La femme aux cheveux roux
de Orhan Pamuk

critiqué par SpaceCadet, le 9 février 2020
(Ici ou Là - - ans)


La note:  étoiles
Qui est-tu mon père? Qui est-tu mon fils?
C'est toujours avec un sentiment d'anticipation et non sans éprouver une petite crainte d'être déçu que j’aborde un énième roman d’Orhan Pamuk. Cette fois encore, au bout de quelques lignes seulement, la magie 'pamukienne' opérant, c'est avec le sourire aux lèvres que j'ai poursuivi ma lecture, curieux de découvrir à quel sujet de réflexion et quel genre d'histoire l'auteur allait me convier.

A l'encontre de ses prédécesseurs et sans doute en réponse aux remarques proférées par ses fidèles lecteurs, le dixième roman de ce Nobelisé et auteur parmi les plus lus à travers le monde, s'avère d'une étonnante brièveté. Court et servi par un texte plus aéré, il n'en cède cependant pas en substance et nous plonge, toujours avec autant d'habileté, dans cet univers unique où Pamuk a su faire son nid.

'La femme aux cheveux roux' raconte l'histoire de Cem, un homme qui à l'aube de la cinquantaine, revisite son passé et ce faisant dévoile comment, entre concours de circonstances et actes délibérés, certains événements vécus à l'été de ses dix-sept ans (1986) ont en quelque sorte défini le cours de sa vie.

Composé de trois parties, le récit nous emmène dans un premier temps aux abords d'Öngören, une ville (fictive) située non loin d'Istanbul, où le jeune Cem, embauché comme apprenti, découvre aux côtés de Master Mahmut, les différentes facettes du métier (traditionnel) de puisatier. En plein processus de maturation, traversé par une palette de sentiments qui l'incitent à agir de manière impulsive, Cem, ayant d'une part noué une relation de type père-fils avec son maître du moment, tandis qu'autre part il expérimente les prémices d'une passion amoureuse, va bientôt se trouver confronté à des circonstances auxquelles il ne sait pas répondre. A la suite de cet épisode qui ne dure qu'un mois, la seconde partie du récit détaille le parcours suivi par Cem au cours des années qui suivent. Entre mariage et évolution professionnelle, ce parcours est jalonné par un questionnement, une sorte de quête de soi, de sens et de vérité. Un parcours donc qui le mènera jusqu'au faîte de sa vie, moment où il sera directement confronté à son passé. Enfin, narrée par la flamboyante Gülcihan (la femme aux cheveux roux), la troisième partie du récit complémente et revisite depuis un point de vue différent (féminin), les événements auxquels nous venons d'assister.

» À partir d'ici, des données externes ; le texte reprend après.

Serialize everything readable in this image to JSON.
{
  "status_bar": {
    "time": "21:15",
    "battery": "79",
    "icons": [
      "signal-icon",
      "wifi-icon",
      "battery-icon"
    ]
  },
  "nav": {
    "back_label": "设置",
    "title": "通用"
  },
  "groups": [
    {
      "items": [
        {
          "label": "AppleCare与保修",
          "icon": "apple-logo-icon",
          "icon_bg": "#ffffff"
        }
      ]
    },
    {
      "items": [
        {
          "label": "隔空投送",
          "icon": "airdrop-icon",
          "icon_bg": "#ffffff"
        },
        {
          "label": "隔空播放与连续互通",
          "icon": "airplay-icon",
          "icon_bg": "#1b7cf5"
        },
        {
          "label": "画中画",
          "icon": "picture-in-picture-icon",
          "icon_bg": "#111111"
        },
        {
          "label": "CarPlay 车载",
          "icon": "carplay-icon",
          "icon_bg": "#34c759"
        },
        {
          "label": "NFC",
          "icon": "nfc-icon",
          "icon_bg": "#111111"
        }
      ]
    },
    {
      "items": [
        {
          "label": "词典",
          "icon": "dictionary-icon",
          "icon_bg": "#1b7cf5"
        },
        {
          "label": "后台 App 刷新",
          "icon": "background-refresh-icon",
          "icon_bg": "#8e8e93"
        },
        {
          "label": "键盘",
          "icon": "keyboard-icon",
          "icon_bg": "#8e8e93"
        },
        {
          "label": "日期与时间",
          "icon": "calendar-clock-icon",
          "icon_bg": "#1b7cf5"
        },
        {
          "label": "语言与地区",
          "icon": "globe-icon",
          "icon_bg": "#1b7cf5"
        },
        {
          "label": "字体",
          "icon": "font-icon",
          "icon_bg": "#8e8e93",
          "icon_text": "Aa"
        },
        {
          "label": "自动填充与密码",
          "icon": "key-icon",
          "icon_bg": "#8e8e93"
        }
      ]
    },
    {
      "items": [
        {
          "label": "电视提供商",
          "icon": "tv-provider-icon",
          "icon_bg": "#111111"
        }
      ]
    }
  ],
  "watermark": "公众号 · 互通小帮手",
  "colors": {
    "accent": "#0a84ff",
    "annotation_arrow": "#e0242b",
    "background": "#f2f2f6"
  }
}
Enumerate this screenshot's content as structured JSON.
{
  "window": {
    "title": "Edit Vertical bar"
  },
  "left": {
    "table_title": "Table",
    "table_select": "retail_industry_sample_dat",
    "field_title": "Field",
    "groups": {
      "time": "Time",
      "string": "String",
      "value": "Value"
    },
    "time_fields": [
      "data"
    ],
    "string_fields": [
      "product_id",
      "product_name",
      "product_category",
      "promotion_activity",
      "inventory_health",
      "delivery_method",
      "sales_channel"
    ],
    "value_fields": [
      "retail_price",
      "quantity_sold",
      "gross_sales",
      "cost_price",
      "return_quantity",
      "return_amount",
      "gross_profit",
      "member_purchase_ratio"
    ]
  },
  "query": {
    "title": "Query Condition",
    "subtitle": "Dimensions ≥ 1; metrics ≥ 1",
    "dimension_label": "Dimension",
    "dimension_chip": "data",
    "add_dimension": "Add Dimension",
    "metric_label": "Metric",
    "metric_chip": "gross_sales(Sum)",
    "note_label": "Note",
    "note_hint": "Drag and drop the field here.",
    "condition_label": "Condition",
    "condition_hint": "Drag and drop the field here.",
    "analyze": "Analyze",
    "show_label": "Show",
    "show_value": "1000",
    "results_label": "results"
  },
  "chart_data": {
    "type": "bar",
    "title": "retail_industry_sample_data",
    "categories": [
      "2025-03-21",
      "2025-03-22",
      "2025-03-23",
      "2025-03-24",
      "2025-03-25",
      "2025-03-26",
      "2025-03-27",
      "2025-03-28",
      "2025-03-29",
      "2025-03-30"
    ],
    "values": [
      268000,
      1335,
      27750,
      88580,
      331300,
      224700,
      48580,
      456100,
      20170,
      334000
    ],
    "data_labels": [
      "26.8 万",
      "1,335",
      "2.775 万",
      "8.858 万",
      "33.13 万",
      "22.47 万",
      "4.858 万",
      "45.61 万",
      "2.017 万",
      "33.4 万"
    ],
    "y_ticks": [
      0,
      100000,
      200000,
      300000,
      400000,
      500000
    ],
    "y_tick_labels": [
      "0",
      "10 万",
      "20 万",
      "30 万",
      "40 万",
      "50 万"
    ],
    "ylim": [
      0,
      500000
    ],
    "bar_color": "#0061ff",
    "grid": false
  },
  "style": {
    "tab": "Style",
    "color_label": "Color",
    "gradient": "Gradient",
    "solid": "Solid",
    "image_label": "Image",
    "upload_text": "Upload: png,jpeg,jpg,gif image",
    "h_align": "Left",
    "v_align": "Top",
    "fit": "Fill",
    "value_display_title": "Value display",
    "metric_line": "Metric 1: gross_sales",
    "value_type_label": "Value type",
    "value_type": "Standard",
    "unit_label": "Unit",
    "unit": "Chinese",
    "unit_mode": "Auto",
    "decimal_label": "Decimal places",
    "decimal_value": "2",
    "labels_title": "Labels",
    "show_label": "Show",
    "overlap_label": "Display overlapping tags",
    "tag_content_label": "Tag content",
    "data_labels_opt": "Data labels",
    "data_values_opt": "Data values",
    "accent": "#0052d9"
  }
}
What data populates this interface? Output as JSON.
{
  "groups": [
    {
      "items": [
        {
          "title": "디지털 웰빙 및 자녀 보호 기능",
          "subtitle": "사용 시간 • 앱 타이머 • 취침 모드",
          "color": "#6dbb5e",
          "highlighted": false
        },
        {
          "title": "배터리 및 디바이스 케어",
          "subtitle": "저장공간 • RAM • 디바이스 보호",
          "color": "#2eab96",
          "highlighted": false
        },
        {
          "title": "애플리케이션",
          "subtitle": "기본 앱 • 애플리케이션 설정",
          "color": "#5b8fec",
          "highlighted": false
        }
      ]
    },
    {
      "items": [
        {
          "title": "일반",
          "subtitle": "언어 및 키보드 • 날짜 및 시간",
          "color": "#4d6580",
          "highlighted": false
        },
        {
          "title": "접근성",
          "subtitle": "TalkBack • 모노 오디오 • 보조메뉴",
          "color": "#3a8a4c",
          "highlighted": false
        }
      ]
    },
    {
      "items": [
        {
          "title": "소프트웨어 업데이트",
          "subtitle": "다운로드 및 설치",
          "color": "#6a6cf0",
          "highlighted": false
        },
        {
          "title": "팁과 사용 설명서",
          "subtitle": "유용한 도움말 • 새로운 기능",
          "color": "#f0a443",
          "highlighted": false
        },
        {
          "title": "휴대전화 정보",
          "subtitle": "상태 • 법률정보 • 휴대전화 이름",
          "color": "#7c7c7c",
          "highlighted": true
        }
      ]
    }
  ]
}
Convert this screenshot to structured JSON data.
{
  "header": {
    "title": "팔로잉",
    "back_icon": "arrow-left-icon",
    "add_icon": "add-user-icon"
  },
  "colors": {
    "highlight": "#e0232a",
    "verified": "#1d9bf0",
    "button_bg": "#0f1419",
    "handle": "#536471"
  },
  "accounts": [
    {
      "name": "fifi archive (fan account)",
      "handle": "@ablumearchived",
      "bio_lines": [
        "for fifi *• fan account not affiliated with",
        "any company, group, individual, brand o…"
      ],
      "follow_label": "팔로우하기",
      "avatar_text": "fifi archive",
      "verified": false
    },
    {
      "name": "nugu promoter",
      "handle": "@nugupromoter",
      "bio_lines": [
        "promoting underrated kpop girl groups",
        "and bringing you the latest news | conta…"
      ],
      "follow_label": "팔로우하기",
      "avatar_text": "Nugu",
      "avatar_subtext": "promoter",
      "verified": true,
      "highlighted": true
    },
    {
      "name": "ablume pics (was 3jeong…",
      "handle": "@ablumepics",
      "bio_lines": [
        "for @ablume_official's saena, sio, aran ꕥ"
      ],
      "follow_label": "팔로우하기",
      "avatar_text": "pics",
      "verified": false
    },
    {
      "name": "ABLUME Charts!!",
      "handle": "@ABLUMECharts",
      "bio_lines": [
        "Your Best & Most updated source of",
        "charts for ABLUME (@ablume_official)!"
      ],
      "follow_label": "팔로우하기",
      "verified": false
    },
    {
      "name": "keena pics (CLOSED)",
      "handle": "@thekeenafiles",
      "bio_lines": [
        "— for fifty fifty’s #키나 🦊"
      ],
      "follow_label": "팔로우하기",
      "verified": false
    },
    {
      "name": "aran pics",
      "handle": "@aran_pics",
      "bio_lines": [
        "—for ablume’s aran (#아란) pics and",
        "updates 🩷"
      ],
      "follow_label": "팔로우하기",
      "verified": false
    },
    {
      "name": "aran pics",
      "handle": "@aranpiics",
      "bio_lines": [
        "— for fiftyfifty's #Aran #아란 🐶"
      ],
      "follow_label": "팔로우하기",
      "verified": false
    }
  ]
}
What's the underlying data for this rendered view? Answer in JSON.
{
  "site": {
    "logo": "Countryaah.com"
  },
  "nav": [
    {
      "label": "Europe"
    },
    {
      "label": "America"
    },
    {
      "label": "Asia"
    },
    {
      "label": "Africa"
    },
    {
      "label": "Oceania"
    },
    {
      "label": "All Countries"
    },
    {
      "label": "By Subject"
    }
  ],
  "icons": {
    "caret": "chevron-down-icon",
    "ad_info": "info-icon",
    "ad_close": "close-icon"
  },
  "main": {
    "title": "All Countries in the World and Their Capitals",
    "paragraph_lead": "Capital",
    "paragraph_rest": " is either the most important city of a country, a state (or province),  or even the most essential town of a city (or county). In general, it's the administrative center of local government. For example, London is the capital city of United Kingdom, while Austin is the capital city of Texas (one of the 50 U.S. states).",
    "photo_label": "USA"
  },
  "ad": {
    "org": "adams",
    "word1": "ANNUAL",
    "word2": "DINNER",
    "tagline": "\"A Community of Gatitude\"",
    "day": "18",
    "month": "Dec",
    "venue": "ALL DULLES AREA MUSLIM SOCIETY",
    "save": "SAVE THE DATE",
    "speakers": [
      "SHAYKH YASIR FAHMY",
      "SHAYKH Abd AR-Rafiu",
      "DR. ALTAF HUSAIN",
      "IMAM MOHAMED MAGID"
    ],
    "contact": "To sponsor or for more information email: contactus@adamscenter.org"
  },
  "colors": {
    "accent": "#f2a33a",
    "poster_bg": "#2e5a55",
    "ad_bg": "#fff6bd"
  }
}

Classique roman de passage à l'âge adulte revêtant éventuellement l'apparence d'un fait divers au premier plan, 'La femme aux cheveux roux', s'appuie toutefois sur un fond thématique aux multiples ramifications, un fond omniprésent, dont l'influence et la présence se fait sentir tout au long du récit. Ainsi, superposée à des récits classiques ayant quelques affinités avec le récit (1), on réalise assez rapidement que l'histoire racontée dans ce roman sert de motif pour introduire et développer divers sujets de réflexions.

Dans un premier temps et d'un point de vue global, évoquant la notion d'archétype, une notion qu'il explore alternativement sous l'angle de la création littéraire et (suivant la pensée jungienne) sous celui de la psychologie humaine, on peut dire que 'La femme aux cheveux roux' pose la question suivante: l'existence humaine ne serait t'elle pas constituée d'un ensemble de modèles fondamentaux formant une seule et même histoire que, d'une génération à l'autre, nous réinterprétons à travers le filtre des conditions dans lesquelles nous nous trouvons 'ici maintenant'? Vu sous cet angle, le roman touche donc à des notions telles que le libre arbitre ou plus généralement celle du sens de l'existence humaine.

Puis en second plan, s'appuyant toujours sur divers classiques de la littérature, le récit explore également le thème de la relation père-fils et ses diverses implications, sujet à partir duquel il glisse vers celui du rapport existant entre la forme adoptée par un gouvernement (à l’image du père) et l'évolution d'une nation (à l’image du fils). Puis, tel que dans ceux qui l’ont précédé, 'La femme aux cheveux roux' aborde également le thème de l'identité et de la culture turque, ainsi que celui des changements résultant du développement et de la modernisation de la ville chère à l'auteur.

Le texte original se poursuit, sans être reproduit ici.